A microscopia eletrônica confirma as alterações tubulares, mostrando agora que elas atingem o néfron como um todo. Mais uma vez as alterações de membrana estão presentes, representadas por ausência e/ou distorções de microvilos dos túbulos proximais, que se expressam, à microscopia de luz, pelo desaparecimento do material PAS-positivo que os reveste e, experimentalmente, no cobaio, também pelo desaparecimento da atividade de fosfatase alcalina em grandes áreas de cortical. Os espaços intercelulares são largos, e a célula proximal mostra aumento de lisossomas, tumefação de mitocôndria e dilatação do RE. Essas mesmas alterações mitocondriais são visíveis nas células de revestimento dos túbulos distais. Depósitos antigênicos podem ser detectados na membrana tubular, correspondendo a espaços intercelulares alargados. Na doença experimental, no cobaio, os depósitos antigênicos intersticiais crescem à medida que o processo progride, fazendo-se acompanhar de depósitos focais de gamaglobulina e complemento. 
Duas outras constatações no rim devem ser enfatizadas. Uma delas diz respeito à alteração glomerular, que, ultraestruturalmente, está representada por tumefação e irregularidade da membrana basal com proliferação discreta axial e focos de lesão de pés de células epiteliais. Não se observam depósitos na membrana glomerular e/ou matriz mesangial. A outra é dada pelos capilares do interstício, que mostram células endoteliais tumefeitas, edematosas, porém, no homem, não separadas entre si. Entretanto, no animal experimental, leptospiras são demonstráveis passando entre as células endoteliais. Além disso, tanto nos capilares do rim como nos ramos menores portais do fígado, as técnicas imuno-histoquímicas revelam depósitos antigênicos sobre as células endoteliais, raramente impregnando-as como um todo.
Arriaga e colaboradores (1982)submeteram cobaias infectadas experimentalmente com L. icterohaemorrhagiae a estudos da função renal por meio do teste de concentração urinária máxima e níveis de ureia e correlacionaram os achados com estudo anatomopatológico dos rins por microscopia óptica e eletrônica. Por meio dos achados funcionais, dois grupos de lesões tubulointersticiais puderam ser visualizados: o primeiro em animais sem insuficiência renal, cujas lesões eram manifestadas principalmente por edema celular com dilatação do retículo endoplásmatico; e o outro em animais com insuficiência renal nos quais se demonstraram diminuição da capacidade de concentração urinária e aumento dos níveis de ureia e que se caracterizou por acentuado edema celular e alterações mitocondriais, assim como por aspectos regenerativos do túbulo proximal sem necrose tubular patente. O edema intersticial e a nefrite focal foram proeminentes em ambos os grupos. Deste modo, as alterações clínicas observadas em casos de leptospirose podem ser atribuídas às alterações funcionais que predominam no túbulo proximal, provocadas por um agente tóxico liberado pelas leptospiras sobre as células tubulares e vasculares que pode acentuar as alterações funcionais verificadas. 

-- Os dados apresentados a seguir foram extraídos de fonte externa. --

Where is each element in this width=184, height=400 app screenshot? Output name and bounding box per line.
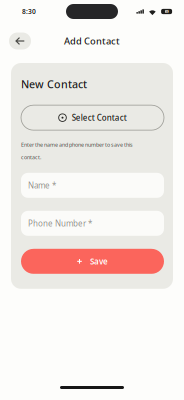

Esses achados correspondem àqueles por nós observados em 30 pacientes com insuficiência renal por leptospirose. Nesses casos, a fração de excreção de sódio e potássio estava elevada no primeiro dia da internação, demonstrando uma diminuição na capacidade de concentração urinária e, também, justificando a hipopotassemia verificada nos pacientes. Uma nova avaliação, realizada no oitavo dia da internação, demonstrou que a normalização da fração de excreção de sódio se acompanhava de queda concomitante da fração de excreção de potássio, sugerindo que, na leptospirose, a insuficiência renal aguda se deve à uma maior lesão funcional das porções proximais dos túbulos e à relativa integridade funcional das células dos túbulos distais.
A possibilidade de redução da resposta das células dos ductos coletores ao hormônio antidiurético foi avaliada experimentalmente por Magaldi e Rocha, que, por meio da técnica de microperfusão de néfron isolado in vitro, demonstraram a incapacidade do hormônio em aumentar a permeabilidade à água nos ductos coletores papilares de cobaias, com diminuição da capacidade de concentração urinária devido à leptospirose. 

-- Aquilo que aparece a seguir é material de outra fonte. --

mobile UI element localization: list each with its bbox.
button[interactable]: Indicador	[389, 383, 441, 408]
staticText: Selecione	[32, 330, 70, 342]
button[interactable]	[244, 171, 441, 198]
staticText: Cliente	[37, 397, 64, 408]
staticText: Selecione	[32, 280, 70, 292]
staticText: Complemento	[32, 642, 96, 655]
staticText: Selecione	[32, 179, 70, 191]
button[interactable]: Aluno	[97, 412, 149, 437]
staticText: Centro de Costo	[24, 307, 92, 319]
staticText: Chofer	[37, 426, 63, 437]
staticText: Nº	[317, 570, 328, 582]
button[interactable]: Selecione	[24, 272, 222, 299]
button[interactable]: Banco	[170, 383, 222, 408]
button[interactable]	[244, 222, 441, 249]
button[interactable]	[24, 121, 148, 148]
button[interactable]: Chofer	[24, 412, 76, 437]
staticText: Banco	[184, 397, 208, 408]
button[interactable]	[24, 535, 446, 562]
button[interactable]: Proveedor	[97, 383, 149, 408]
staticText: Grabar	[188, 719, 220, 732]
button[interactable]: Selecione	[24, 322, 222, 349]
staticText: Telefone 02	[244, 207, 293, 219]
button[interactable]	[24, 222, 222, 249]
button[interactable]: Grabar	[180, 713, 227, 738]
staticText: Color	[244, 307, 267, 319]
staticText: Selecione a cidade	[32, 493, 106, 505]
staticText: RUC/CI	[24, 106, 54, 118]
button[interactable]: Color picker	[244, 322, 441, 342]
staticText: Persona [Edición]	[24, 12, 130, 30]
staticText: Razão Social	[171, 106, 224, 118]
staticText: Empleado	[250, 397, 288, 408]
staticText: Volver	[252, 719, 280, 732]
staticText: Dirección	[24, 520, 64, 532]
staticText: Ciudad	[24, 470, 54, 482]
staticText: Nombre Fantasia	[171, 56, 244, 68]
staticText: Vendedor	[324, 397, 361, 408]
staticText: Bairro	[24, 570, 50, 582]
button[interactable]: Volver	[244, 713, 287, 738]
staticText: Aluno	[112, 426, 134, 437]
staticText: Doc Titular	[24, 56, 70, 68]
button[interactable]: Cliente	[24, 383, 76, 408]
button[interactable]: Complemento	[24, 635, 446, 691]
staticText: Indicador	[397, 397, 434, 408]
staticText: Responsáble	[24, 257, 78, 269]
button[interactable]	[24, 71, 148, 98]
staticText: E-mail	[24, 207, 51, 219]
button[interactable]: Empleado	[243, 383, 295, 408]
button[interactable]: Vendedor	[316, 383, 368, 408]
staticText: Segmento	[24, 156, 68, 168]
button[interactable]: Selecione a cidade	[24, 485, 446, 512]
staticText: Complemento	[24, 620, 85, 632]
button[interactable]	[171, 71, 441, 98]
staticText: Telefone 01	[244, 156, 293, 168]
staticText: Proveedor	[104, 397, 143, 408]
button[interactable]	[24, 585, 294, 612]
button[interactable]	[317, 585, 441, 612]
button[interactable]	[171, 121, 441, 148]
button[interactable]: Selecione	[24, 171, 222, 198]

Convém notar que, tanto no homem como nos animais, as lesões são focais, havendo grupos de néfrons relativamente íntegros alternando-se com outros que têm lesão acentuada, o que talvez explique algumas peculiaridades clínicas do quadro renal. 

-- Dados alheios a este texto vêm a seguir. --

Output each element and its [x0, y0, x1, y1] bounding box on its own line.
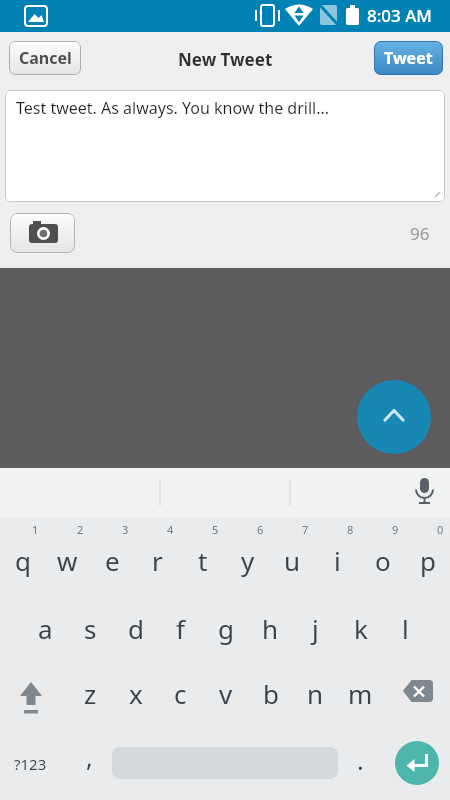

O fenômeno de lesão vascular não é limitado aos rins, mas é visível em outros setores, particularmente pele, pulmão e trato digestivo. Na pele, ele contribui para o aspecto rubínico da icterícia e, em alguns casos, acompanha-se de depósitos plaquetários sobre o endotélio lesado. No pulmão há acentuado aumento de permeabilidade capilar, e plasma e hemácias extravasam-se para a luz alveolar, dando origem a opacificações, ao exame radiológico, que são fugazes pela posterior e rápida reabsorção do material extravasado. 
Essas pneumopatias hemorrágicas explicam também as hemoptises vistas clinicamente em pessoas com leptospirose. 
No trato digestivo, o fenômeno de lesão capilar exterioriza-se pelo aparecimento de sufusões hemorrágicas e edema na mucosa gástrica, dando origem, com frequência, a extensas hemorragias em superfície. O mesmo fenômeno é visível, às vezes, no intestino delgado, e o conjunto é responsável por hemorragia gastrointestinal e extensa desidratação do paciente, um dos mecanismos de morte, seja diretamente, seja contribuindo para a lesão renal. 
A introdução da diálise no tratamento do quadro renal da leptospirose levou a acentuado declínio de mortalidade nesta doença. Na experiência dos autores, os pacientes morrem agora dos fenômenos hemorrágicos agudos, sobretudo digestivos e pulmonares, ou, então, de miocardite, geralmente focal, que foi vista em 50% dos casos de necrópsia por nós examinados; Arean observou miocardite em 61,5% de seus casos. A miocardite tem exsudato de mononucleares, particularmente linfócitos, plasmócitos e histiócitos, e faz-se acompanhar de acentuado edema do interstício. O processo inflamatório propaga-se para o sistema de condução. Na maior parte dos casos, essa complicação não se reflete clinicamente, mas, ocasionalmente, são relatados casos de irritabilidade cardíaca e descompensação miocárdica que podem ser responsáveis pela morte do paciente. 
Em 15% dos corações por nós examinados, o infiltrado inflamatório fez-se à custa, sobretudo, de células histiocitárias grandes que se dispunham em grupos bem definidos junto às ramificaçoes coronarianas intramiocárdicas, simulando nódulo de Aschoff. Este achado, na ausência de sinais de febre reumática, é sugestivo de miocardite por leptospira. 
A ramificação coronariana também sofre, apresentando edema da média e endotélio tumefeito para a luz. Experimentalmente, no cão, observam-se trombos hialinos, provavelmente determinados por acúmulos plaquetários. O endotélio, sob o ponto de vista ultraestrutural, é tumefeito, porém sem separação das células entre si. A miocardite exterioriza-se clinicamente por modificações no traçado eletrocardiográfico, vistas na doença humana e na experimental.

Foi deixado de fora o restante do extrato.